I read The Road when it had already become a best seller. I purchased the book because it was listed in a top 10 survival-story list and I’m into that kind of stuff. Imagine my dismay when it arrived with a commendation printed on the cover from Oprah’s Book Club. I groaned, but read the book anyway. It was fantastic. It was such a story that McCarthy was awarded a Pulitzer Prize for literature in 2007. I was overjoyed to see it made into a feature film and promptly ordered my own copy.
John Hillcoat directs the 2009 film, The Road, based on Cormack McCarthy’s best seller. The tale follows a father and his son as they seek the southern shores in a post-cataclysmic world. The event that essentially killed the world is never explicitly stated, but it seems like a cataclysmic meteor strike. Whatever it was sent ash into the sky such that the sun was obscured. As we all know, when the sun is obscured, nothing lives. All plants are dead, and everything is gray. Earthquakes and fires are constant, and the landscape is one of doomsday. The survivors are few, those that exist are of course very dangerous. Bands of roving groups have turned to cannibalism.
Though there is never mention of God, the obvious flaw in mankind is rightly highlighted – he is a sinner by nature, and evil. When things turn ugly, men will turn uglier. Man is generally a bad guy.
The story follows the man and the boy, we do not know their names, after they left the woman and mother figure, who committed suicide by simply walking away one night. The man is just “Papa.” His sole purpose in life is to get his son prepared to live without him, as he is slowly dying. In order to give his some a good chance, he and the boy head south, living in various abandoned places and vehicles, brushing up with groups of murderous men, and generally creeping upon the face of the earth. The south has a shore, and that shore, somehow, has become a promising goal. If there is life to be found and hope to be had, it will be at the shore. The man and boy keep on.
Hillcoat directs some thrilling scenes of tense encounters – these successfully keep us on the edge of our seats. I groaned with great dismay as the man had to use one of his two remaining rounds in his revolver to defend his son. These last two rounds were earmarked for the son and the man should they become captured. But I sighed with relief when the man found safety.

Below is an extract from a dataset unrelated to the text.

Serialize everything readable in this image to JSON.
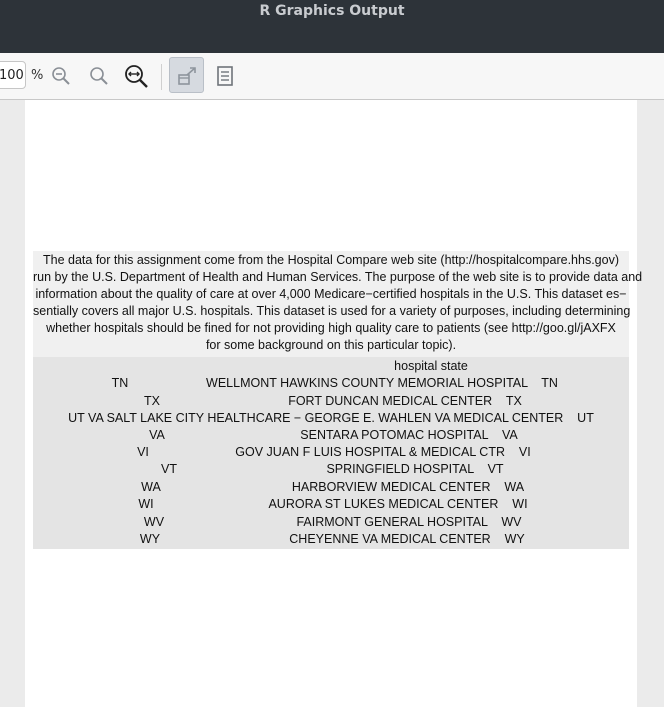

But the real beauty of the story is the love of father to son. I do not know much about McCarthy, so I read a little about him. My suspicions proved correct. He is the father of two sons, one of whom was born later in his life. I too have a son born beyond what many would consider the canonical age to have a child, and in my older age, I have become sensitive to the sublime delicacies of boyhood. The buy in the film is a heart-wrenching picture of a young boy’s tender and vulnerable heart. He needs his father’s affirmation, assurance and protection so much that is hurts. One of his great concerns is the assurance that they are the good guys:
Man: “There’s not many good guys left, that’s all. Have to watch out for the bad guys…”
Boy: “Are we still the good guys?”
Man: “Yes. We’re still the good guys. ‘Course we are.”
Boy: “And… we always will be? No matter what happens?”
Man: “Always will be.”
The beautiful simplicity of childhood, the black and white ethics, the need for security, the need for goodness, the need for affirmation – all are perfectly seen here. This scene broke my heart. Kodi Smit-McPhee, who played the boy, really shines as a young actor here.
There are many tender and anguishing moments that reveal the torment of loss under the surface of these tragic characters. One simple dialog showed how deeply the loss of the woman was for both.
Man: “You have to stop thinking about her. We both do.”
Boy: “How do we do that?”’
The impossibility of erasing such a focal point of love, the wife and mother herself, is impossible for any man or boy. Added to the grief is that sense of rejection present when a loved one willingly, selfishly, abandons a family for death. How these two are grieving! And all of this sorrow in the face of a dying and ashen world filled with danger!
There is a persistent notion of the afterlife when faced with death: “Please take me with you papa,” for example. Yet a concrete and absolute, or systematically spelled out idea of an afterlife is absent in this film. This absence drives the theme of simply staying alive as the greatest goal of man. What a hopeless, dank and empty goal. Such a theme always leaves a soul empty. But there is a scene designed to give great hope. They pair find a living creature, a green beetle, near the coast. It is alive and flying! Yet, that temporal life is but a fleeting dream, and while some may view it as a symbol of hope for the future – and surely it is intended to be – the fact remains that the beetle will die some day, as all of man will. Hope cannot be tied to dust, it must be tied to love, the ultimate Love Himself.
In the end, the film features a touching goodbye scene when the father dies, and a hope-giving union of the boy finding a new family, one that “carries the fire.” There is a great satisfaction in this ending, and the bittersweet hopelessness of the days before us do indeed diminish. It is a fabulous tale, and filled with lessons.
This is a deeply moving story of love, dependency, doing right, and the ever-present hope for a brighter day tomorrow.